Despite promising preclinical animal studies, retinoic acid (RA), the bioactive derivative of vitamin A, has given disappointing results in clinical trials of human breast cancer because of the hurdle of RA resistance. RA resistance seems to have an heterogeneous molecular basis. One form of RA resistance in breast cancer has been traced to epigenetic silencing of RA receptors (RARs). In the breast cancer cell line T47D, RA treatment (1 mmol/L, 72 h) induced impaired cell growth and apoptosis concomitant with a 2.3-fold increase of endogenous ceramide, a sphingolipid with a recognized role as proapoptotic second messenger. In contrast, in the breast cancer cell line MDA-MB-231 the same treatment failed to induce both growth arrest and accumulation of proapoptotic ceramide.

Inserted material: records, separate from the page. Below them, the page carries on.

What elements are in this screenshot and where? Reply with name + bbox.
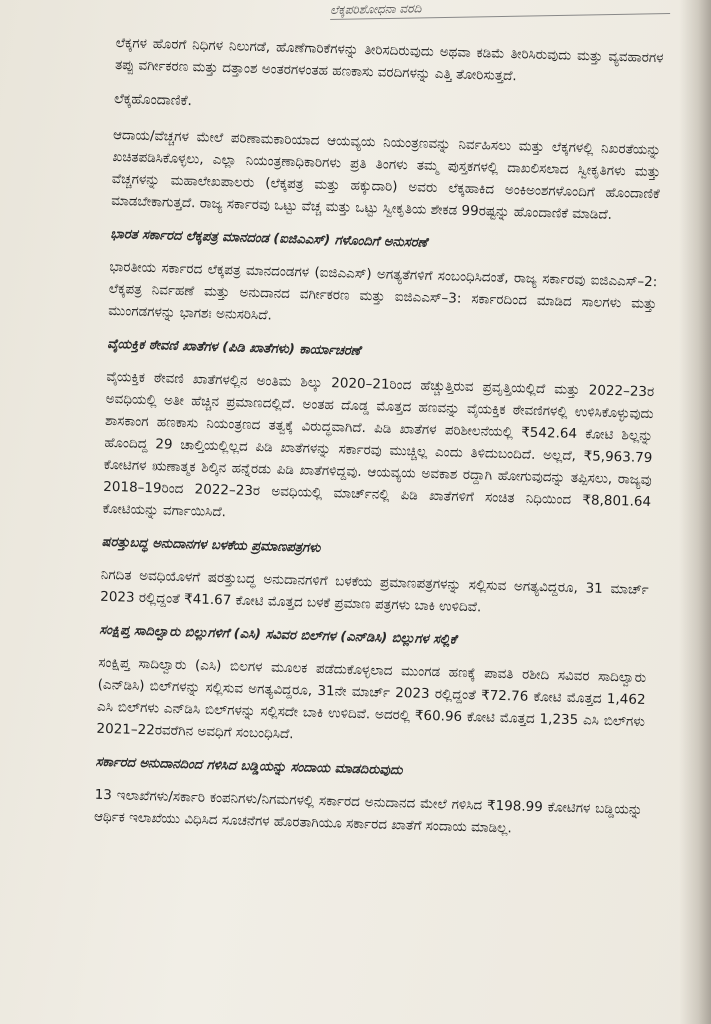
paragraph-interest-remittance: 13 ಇಲಾಖೆಗಳು/ಸರ್ಕಾರಿ ಕಂಪನಿಗಳು/ನಿಗಮಗಳಲ್ಲಿ ಸರ್ಕಾರದ ಅನುದಾನದ ಮೇಲೆ ಗಳಿಸಿದ ₹198.99 ಕೋಟಿಗಳ ಬಡ್ಡಿಯನ್ನು ಆರ್ಥಿಕ ಇಲಾಖೆಯು ವಿಧಿಸಿದ ಸೂಚನೆಗಳ ಹೊರತಾಗಿಯೂ ಸರ್ಕಾರದ ಖಾತೆಗೆ ಸಂದಾಯ ಮಾಡಿಲ್ಲ. [93,786,643,837]
heading-ac-dc-bills: ಸಂಕ್ಷಿಪ್ತ ಸಾದಿಲ್ವಾರು ಬಿಲ್ಲುಗಳಿಗೆ (ಎಸಿ) ಸವಿವರ ಬಿಲ್‌ಗಳ (ಎನ್‌ಡಿಸಿ) ಬಿಲ್ಲುಗಳ ಸಲ್ಲಿಕೆ [99,622,457,648]
heading-utilization-certificates: ಷರತ್ತುಬದ್ಧ ಅನುದಾನಗಳ ಬಳಕೆಯ ಪ್ರಮಾಣಪತ್ರಗಳು [101,534,321,556]
document-body [93,32,663,855]
paragraph-reconciliation: ಆದಾಯ/ವೆಚ್ಚಗಳ ಮೇಲೆ ಪರಿಣಾಮಕಾರಿಯಾದ ಆಯವ್ಯಯ ನಿಯಂತ್ರಣವನ್ನು ನಿರ್ವಹಿಸಲು ಮತ್ತು ಲೆಕ್ಕಗಳಲ್ಲಿ ನಿಖರತೆಯನ್ನು ಖಚಿತಪಡಿಸಿಕೊಳ್ಳಲು, ಎಲ್ಲಾ ನಿಯಂತ್ರಣಾಧಿಕಾರಿಗಳು ಪ್ರತಿ ತಿಂಗಳು ತಮ್ಮ ಪುಸ್ತಕಗಳಲ್ಲಿ ದಾಖಲಿಸಲಾದ ಸ್ವೀಕೃತಿಗಳು ಮತ್ತು ವೆಚ್ಚಗಳನ್ನು ಮಹಾಲೇಖಪಾಲರು (ಲೆಕ್ಕಪತ್ರ ಮತ್ತು ಹಕ್ಕುದಾರಿ) ಅವರು ಲೆಕ್ಕಹಾಕಿದ ಅಂಕಿಅಂಶಗಳೊಂದಿಗೆ ಹೊಂದಾಣಿಕೆ ಮಾಡಬೇಕಾಗುತ್ತದೆ. ರಾಜ್ಯ ಸರ್ಕಾರವು ಒಟ್ಟು ವೆಚ್ಚ ಮತ್ತು ಒಟ್ಟು ಸ್ವೀಕೃತಿಯ ಶೇಕಡ 99ರಷ್ಟನ್ನು ಹೊಂದಾಣಿಕೆ ಮಾಡಿದೆ. [111,126,662,223]
paragraph-utilization-certificates: ನಿಗದಿತ ಅವಧಿಯೊಳಗೆ ಷರತ್ತುಬದ್ಧ ಅನುದಾನಗಳಿಗೆ ಬಳಕೆಯ ಪ್ರಮಾಣಪತ್ರಗಳನ್ನು ಸಲ್ಲಿಸುವ ಅಗತ್ಯವಿದ್ದರೂ, 31 ಮಾರ್ಚ್ 2023 ರಲ್ಲಿದ್ದಂತೆ ₹41.67 ಕೋಟಿ ಮೊತ್ತದ ಬಳಕೆ ಪ್ರಮಾಣ ಪತ್ರಗಳು ಬಾಕಿ ಉಳಿದಿವೆ. [100,566,649,616]
paragraph-financial-reporting: ಲೆಕ್ಕಗಳ ಹೊರಗೆ ನಿಧಿಗಳ ನಿಲುಗಡೆ, ಹೊಣೆಗಾರಿಕೆಗಳನ್ನು ತೀರಿಸದಿರುವುದು ಅಥವಾ ಕಡಿಮೆ ತೀರಿಸಿರುವುದು ಮತ್ತು ವ್ಯವಹಾರಗಳ ತಪ್ಪು ವರ್ಗೀಕರಣ ಮತ್ತು ದತ್ತಾಂಶ ಅಂತರಗಳಂತಹ ಹಣಕಾಸು ವರದಿಗಳನ್ನು ಎತ್ತಿ ತೋರಿಸುತ್ತದೆ. [114,34,664,85]
running-header: ಲೆಕ್ಕಪರಿಶೋಧನಾ ವರದಿ [330,0,670,20]
page-edge-shadow [679,0,711,1024]
paragraph-pd-accounts: ವೈಯಕ್ತಿಕ ಠೇವಣಿ ಖಾತೆಗಳಲ್ಲಿನ ಅಂತಿಮ ಶಿಲ್ಕು 2020–21ರಿಂದ ಹೆಚ್ಚುತ್ತಿರುವ ಪ್ರವೃತ್ತಿಯಲ್ಲಿದೆ ಮತ್ತು 2022–23ರ ಅವಧಿಯಲ್ಲಿ ಅತೀ ಹೆಚ್ಚಿನ ಪ್ರಮಾಣದಲ್ಲಿದೆ. ಅಂತಹ ದೊಡ್ಡ ಮೊತ್ತದ ಹಣವನ್ನು ವೈಯಕ್ತಿಕ ಠೇವಣಿಗಳಲ್ಲಿ ಉಳಿಸಿಕೊಳ್ಳುವುದು ಶಾಸಕಾಂಗ ಹಣಕಾಸು ನಿಯಂತ್ರಣದ ತತ್ವಕ್ಕೆ ವಿರುದ್ಧವಾಗಿದೆ. ಪಿಡಿ ಖಾತೆಗಳ ಪರಿಶೀಲನೆಯಲ್ಲಿ ₹542.64 ಕೋಟಿ ಶಿಲ್ಲನ್ನು ಹೊಂದಿದ್ದ 29 ಚಾಲ್ತಿಯಲ್ಲಿಲ್ಲದ ಪಿಡಿ ಖಾತೆಗಳನ್ನು ಸರ್ಕಾರವು ಮುಚ್ಚಿಲ್ಲ ಎಂದು ತಿಳಿದುಬಂದಿದೆ. ಅಲ್ಲದೆ, ₹5,963.79 ಕೋಟಿಗಳ ಋಣಾತ್ಮಕ ಶಿಲ್ಕಿನ ಹನ್ನೆರಡು ಪಿಡಿ ಖಾತೆಗಳಿದ್ದವು. ಆಯವ್ಯಯ ಅವಕಾಶ ರದ್ದಾಗಿ ಹೋಗುವುದನ್ನು ತಪ್ಪಿಸಲು, ರಾಜ್ಯವು 2018–19ರಿಂದ 2022–23ರ ಅವಧಿಯಲ್ಲಿ ಮಾರ್ಚ್‌ನಲ್ಲಿ ಪಿಡಿ ಖಾತೆಗಳಿಗೆ ಸಂಚಿತ ನಿಧಿಯಿಂದ ₹8,801.64 ಕೋಟಿಯನ್ನು ವರ್ಗಾಯಿಸಿದೆ. [102,368,655,521]
paragraph-igas-compliance: ಭಾರತೀಯ ಸರ್ಕಾರದ ಲೆಕ್ಕಪತ್ರ ಮಾನದಂಡಗಳ (ಐಜಿಎಎಸ್) ಅಗತ್ಯತೆಗಳಿಗೆ ಸಂಬಂಧಿಸಿದಂತೆ, ರಾಜ್ಯ ಸರ್ಕಾರವು ಐಜಿಎಎಸ್–2: ಲೆಕ್ಕಪತ್ರ ನಿರ್ವಹಣೆ ಮತ್ತು ಅನುದಾನದ ವರ್ಗೀಕರಣ ಮತ್ತು ಐಜಿಎಎಸ್–3: ಸರ್ಕಾರದಿಂದ ಮಾಡಿದ ಸಾಲಗಳು ಮತ್ತು ಮುಂಗಡಗಳನ್ನು ಭಾಗಶಃ ಅನುಸರಿಸಿದೆ. [107,258,658,324]
heading-pd-accounts: ವೈಯಕ್ತಿಕ ಠೇವಣಿ ಖಾತೆಗಳ (ಪಿಡಿ ಖಾತೆಗಳು) ಕಾರ್ಯಾಚರಣೆ [107,336,361,359]
paragraph-ac-dc-bills: ಸಂಕ್ಷಿಪ್ತ ಸಾದಿಲ್ವಾರು (ಎಸಿ) ಬಿಲಗಳ ಮೂಲಕ ಪಡೆದುಕೊಳ್ಳಲಾದ ಮುಂಗಡ ಹಣಕ್ಕೆ ಪಾವತಿ ರಶೀದಿ ಸವಿವರ ಸಾದಿಲ್ವಾರು (ಎನ್‌ಡಿಸಿ) ಬಿಲ್‌ಗಳನ್ನು ಸಲ್ಲಿಸುವ ಅಗತ್ಯವಿದ್ದರೂ, 31ನೇ ಮಾರ್ಚ್ 2023 ರಲ್ಲಿದ್ದಂತೆ ₹72.76 ಕೋಟಿ ಮೊತ್ತದ 1,462 ಎಸಿ ಬಿಲ್‌ಗಳು ಎನ್‌ಡಿಸಿ ಬಿಲ್‌ಗಳನ್ನು ಸಲ್ಲಿಸದೇ ಬಾಕಿ ಉಳಿದಿವೆ. ಅದರಲ್ಲಿ ₹60.96 ಕೋಟಿ ಮೊತ್ತದ 1,235 ಎಸಿ ಬಿಲ್‌ಗಳು 2021–22ರವರೆಗಿನ ಅವಧಿಗೆ ಸಂಬಂಧಿಸಿದೆ. [96,654,647,743]
heading-reconciliation: ಲೆಕ್ಕಹೊಂದಾಣಿಕೆ. [113,90,193,110]
heading-igas-compliance: ಭಾರತ ಸರ್ಕಾರದ ಲೆಕ್ಕಪತ್ರ ಮಾನದಂಡ (ಐಜಿಎಎಸ್) ಗಳೊಂದಿಗೆ ಅನುಸರಣೆ [110,226,428,251]
heading-interest-remittance: ಸರ್ಕಾರದ ಅನುದಾನದಿಂದ ಗಳಿಸಿದ ಬಡ್ಡಿಯನ್ನು ಸಂದಾಯ ಮಾಡದಿರುವುದು [95,754,403,779]
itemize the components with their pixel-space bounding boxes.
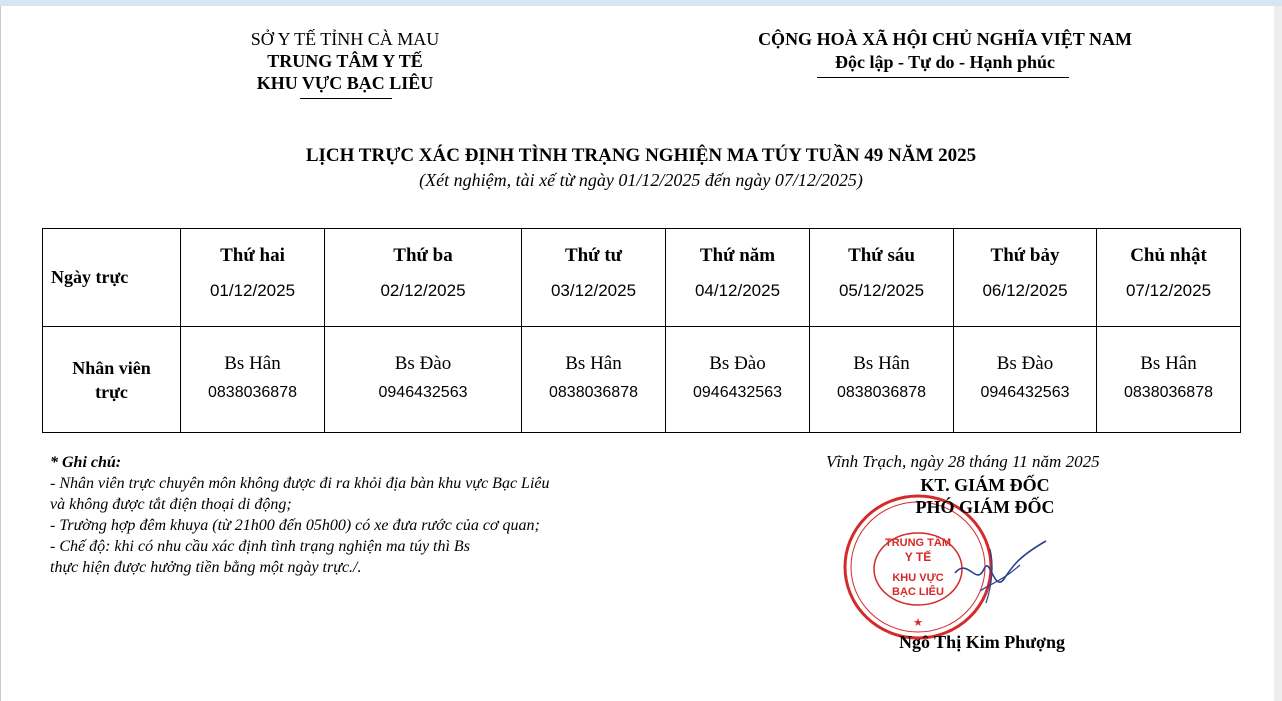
note-line: và không được tắt điện thoại di động; [50, 496, 292, 513]
staff-cell [325, 327, 522, 433]
day-name: Thứ sáu [848, 245, 915, 266]
stamp-line3: KHU VỰC [892, 572, 944, 584]
notes-heading: * Ghi chú: [50, 454, 122, 471]
staff-name: Bs Hân [853, 353, 910, 374]
staff-phone: 0838036878 [208, 384, 297, 401]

The two cell lines differ in their RAR profiles in that T47D cells are RAR-a positive and RAR-b inducible whereas MDA-MB-231 cells are RAR-a and RAR-b negative. Thus we hypothesized that ceramide accumulation may be mediated by RARs. To test this hypothesis we engineered T47D cells to stably express an RAR-a dominant-negative (DN) construct. DN T47D cells present an RA-resistant phenotype and fail to accumulate ceramide in response to RA treatment. In addition, by inhibiting RAR-a in T47D cells with RAR-a antagonists, we observed a failure to accumulate endogenous ceramide. Altogether these data indicate that RA-induced ceramide in T47D cells is mediated by RAR-a signaling. The synthetic retinoid fenretinide, 4-HPR, whose action is largely independent of RARs, was able to induce cell death and a concomitant ceramide increase in the MDA-MB-231 cell line, thus indicating that the biochemical machinery required for endogenous ceramide production is intact. In conclusion, we show that RA resistance associated with a lack of functional RARs in breast cancer cells can be overcome by using synthetic retinoids such as 4-HPR.